This is part of IEEE Spectrum's special report: Critical Challenges 2002: Technology Takes On
Present ID to suspicious guard. Step through metal detector while briefcase is X-rayed. Swipe keycard and enter PIN to access authorized areas. Once, this sequence of events was a good way to set the stage in a James Bond movie. But today, for an increasing number of employees, some or all of these checkpoints are the start to a regular workday.
Although terrorism is probably the focus of most people's current concern, the need for protection from such nightmares as workplace and school violence has been fanning a demand for more secure environments for some time. Proposed solutions range from the simple, like putting better locks on doors, to the experimental, like automatic face-recognition systems. On a long-term basis, they even include architectural measures: designing buildings so that bomb-laden trucks can't readily approach them. But when the demand is met, do we really end up safer? And how much, if any, privacy must we surrender for that security?
The answer, not surprisingly, depends on the situation. Keeping terrorists off airplanes is different technically and sociolegally from keeping unauthorized employees out of certain parts of a factory, which is different yet again from fighting crime in public parks. Technically, it is much easier to verify that an employee is who he says he is than to identify a shadowy figure who has no proper picture on file. Sociolegally, it is lawful and usually acceptable for an employer to control access to parts of its plant and to subject employees to some scrutiny. But, in the United States at least, ordinary citizens have expectations of privacy, and as we shall discuss, some programs for monitoring public places with cameras--especially cameras equipped with face-recognition systems--have alarmed people as politically diverse as Barry Steinhardt, associate director of the Manhattan-based American Civil Liberties Union (ACLU), and Texas Republican Richard K. Armey, outgoing majority leader of the U.S. House of Representatives.
Courteous access control
For businesses, the first line of defense--controlling who and what enters the building--is often also the last line. "The biggest concern is access control," said Richard McCormick, vice president of the Business Risks International division of Pinkerton, the oldest corporate security firm in the United States, headquartered in Chicago. "A lot of companies don't do anything. You walk in the door and maybe there's somebody sitting there. You say you're here to see someone, and they say 'Fine, just go down the hall, it's the third door!'" McCormick observed.

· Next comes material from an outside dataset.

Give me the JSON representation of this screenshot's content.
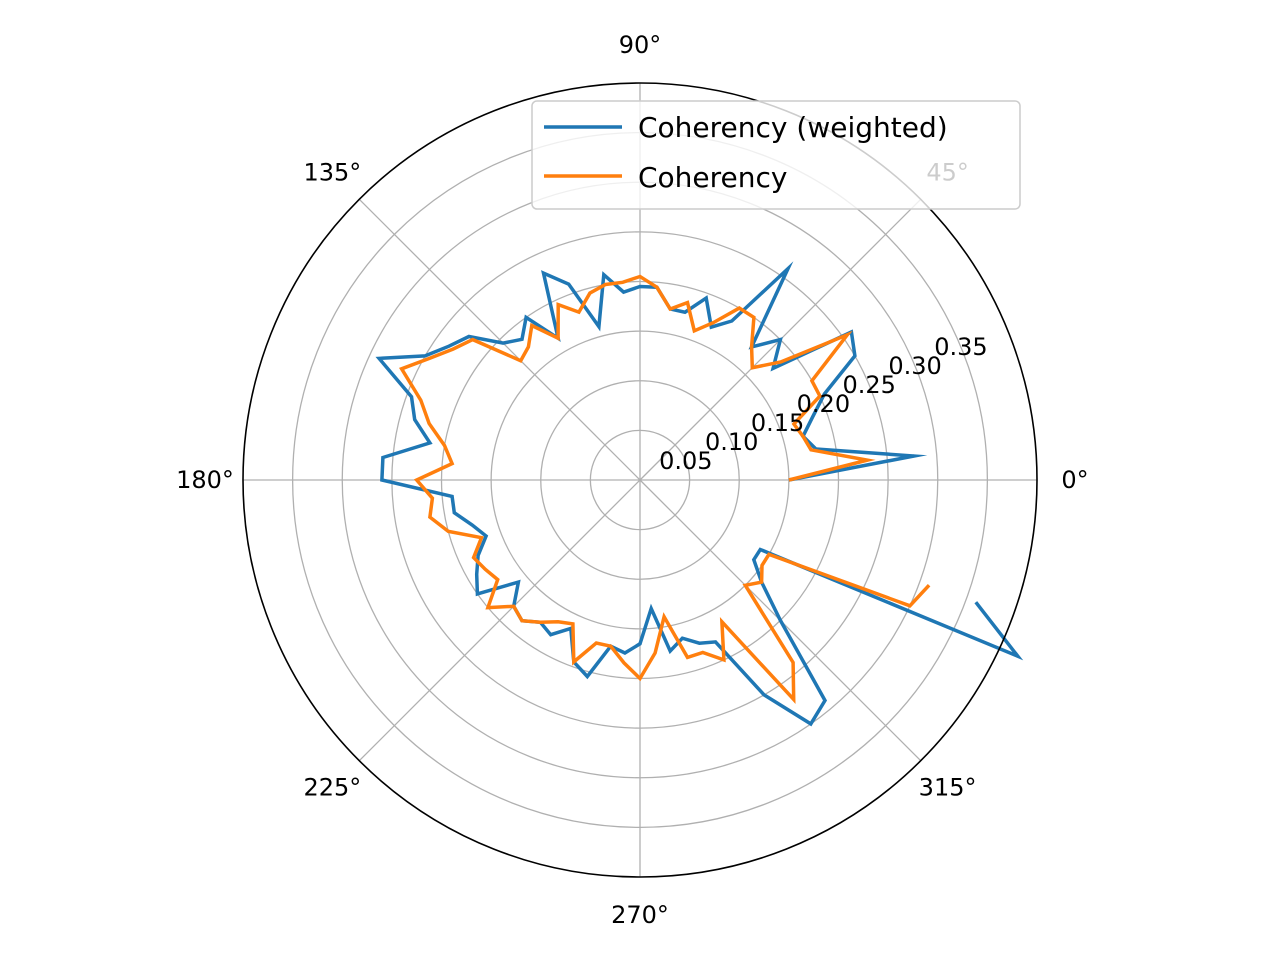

Adding more security needn't make an office lobby feel like Checkpoint Charlie. "Good access control, if it's done well, does not have to interfere with people's rights. In fact, good access control is somewhat transparent," said McCormick, suggesting that, say, a policy of making visitors wait in the lobby until they can be escorted to their destination by an employee can be as much about good business courtesy as good security.
In McCormick's view, technology is a critical element. "Generally, you try to use technology as opposed to personnel. It's cheaper and in many cases does a better job," he said, citing the problem of securing parked aircraft in countries where drug smuggling is rife. Rather than relying on guards, who may be part of a smuggling operation themselves, McCormick would equip planes with an intrusion-monitoring system that would download a report to a returning pilot's handheld computer. The pilot could then search indicated areas.
Similarly, although some personnel will always be required to respond to alarms and so on, McCormick would much prefer to monitor an area with cameras than have patrols. But others are bothered by the introduction of such surveillance equipment into workplaces.